Simulation on the Drying Process of the Waste in Landfill under Arid Climate
( Kanta Okamoto ),( Yasumasa Tojo ),( Takayuki Matsuo ),( Toshihiko Matsuto ) 한국폐기물자원순환학회(구 한국폐기물학회) 2016 한국폐기물자원순환학회 춘계학술발표논문집 Vol.2016 No.-
In arid climate, evaporation from the ground surface is superior to precipitation. Consequently, in landfill under arid climate, the solid waste disposed of is thought to be gradually drying. The drying of waste causes an obstacle in biodegradation of organic matter and results in delay of the stabilization of the waste. Therefore, for the proper landfill management, it is important to clarify how the drying process of the waste progresses; the drying speed of the waste and the reaching depth of the drying in landfill. In this study, long-term drying process of the waste in landfill under arid climate was estimated by simulation with numerical model.
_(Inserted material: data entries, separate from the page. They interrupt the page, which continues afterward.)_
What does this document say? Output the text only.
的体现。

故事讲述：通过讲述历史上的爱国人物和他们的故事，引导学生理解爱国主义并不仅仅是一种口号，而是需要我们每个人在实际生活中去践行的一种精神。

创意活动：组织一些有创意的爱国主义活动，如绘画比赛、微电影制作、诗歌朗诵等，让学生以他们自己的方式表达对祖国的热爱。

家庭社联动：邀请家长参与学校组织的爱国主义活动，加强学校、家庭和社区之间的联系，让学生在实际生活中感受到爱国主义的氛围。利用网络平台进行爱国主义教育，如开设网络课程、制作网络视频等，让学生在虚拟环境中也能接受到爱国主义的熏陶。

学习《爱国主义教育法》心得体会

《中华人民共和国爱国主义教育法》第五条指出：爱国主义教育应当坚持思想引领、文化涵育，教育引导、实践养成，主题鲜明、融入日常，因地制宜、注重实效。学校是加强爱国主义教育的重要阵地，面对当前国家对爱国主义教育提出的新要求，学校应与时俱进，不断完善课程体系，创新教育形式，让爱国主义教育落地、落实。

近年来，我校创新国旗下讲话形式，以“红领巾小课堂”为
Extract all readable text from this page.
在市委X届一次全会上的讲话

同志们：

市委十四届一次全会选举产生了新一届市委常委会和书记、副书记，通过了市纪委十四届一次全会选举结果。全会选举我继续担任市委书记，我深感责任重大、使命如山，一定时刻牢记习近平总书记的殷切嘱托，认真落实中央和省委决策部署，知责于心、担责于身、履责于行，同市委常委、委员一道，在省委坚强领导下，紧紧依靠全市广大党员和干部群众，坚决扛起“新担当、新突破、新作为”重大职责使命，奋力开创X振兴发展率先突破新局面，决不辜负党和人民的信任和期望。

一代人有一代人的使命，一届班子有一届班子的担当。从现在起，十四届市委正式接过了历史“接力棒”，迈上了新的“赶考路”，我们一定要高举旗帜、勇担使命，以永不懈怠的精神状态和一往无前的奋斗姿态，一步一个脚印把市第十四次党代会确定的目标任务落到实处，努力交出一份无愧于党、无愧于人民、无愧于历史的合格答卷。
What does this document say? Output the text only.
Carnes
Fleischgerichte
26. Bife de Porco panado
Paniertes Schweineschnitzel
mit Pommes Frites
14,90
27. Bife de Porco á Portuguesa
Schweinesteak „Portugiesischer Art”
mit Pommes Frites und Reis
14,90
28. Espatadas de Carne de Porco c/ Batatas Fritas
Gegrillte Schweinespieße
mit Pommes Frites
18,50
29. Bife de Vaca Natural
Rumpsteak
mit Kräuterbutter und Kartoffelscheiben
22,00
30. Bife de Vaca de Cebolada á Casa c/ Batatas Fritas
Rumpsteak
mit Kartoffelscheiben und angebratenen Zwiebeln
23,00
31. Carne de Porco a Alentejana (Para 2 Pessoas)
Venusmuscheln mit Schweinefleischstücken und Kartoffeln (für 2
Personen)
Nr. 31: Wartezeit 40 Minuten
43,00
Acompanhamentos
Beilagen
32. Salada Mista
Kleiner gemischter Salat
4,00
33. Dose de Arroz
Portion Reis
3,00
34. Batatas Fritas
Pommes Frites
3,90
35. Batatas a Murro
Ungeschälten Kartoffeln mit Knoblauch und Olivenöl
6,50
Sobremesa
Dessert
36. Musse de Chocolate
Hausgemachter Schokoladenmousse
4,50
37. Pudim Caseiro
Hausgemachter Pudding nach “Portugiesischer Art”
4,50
The numerical model consists of the coupled equations of mass and energy balance equations for water, water vapor and heat in porous media, and was solved simultaneously using the COMSOL Multiphysics software that is based on the finite element method. Moreover, in order to validate the numerical model, the authors performed column experiments, and then compared their results with the ones in simulation of which condition coincided with experimental condition. Since both results coincided well, full scale simulation was carried out by using the numerical model created. In the simulation, a depth of landfill was set to 10 meters and the simulation was run for 20 years. The simulation results demonstrated that the waste layer in the landfill dried to the total depth of 2.7 meters in 20 years. In the first 1 year, the waste layer dried rapidly from the surface, and then the depth reached to 1.3 meters, which is about 50% of total drying depth. But, the drying speed gradually decreased. During 4 years after the first 1 year, the drying progressed only 0.7 meters, further. It can be concluded that the drying speed of the waste decreases as the drying of the waste layer progresses. Based on the results of this study, it was found that the waste layer close to the surface dries easily, and the waste layer below a certain depth keeps wet condition. This implies that biodegradation of organic matter existing below a certain depth keeps progressing even if the landfill is located in arid area.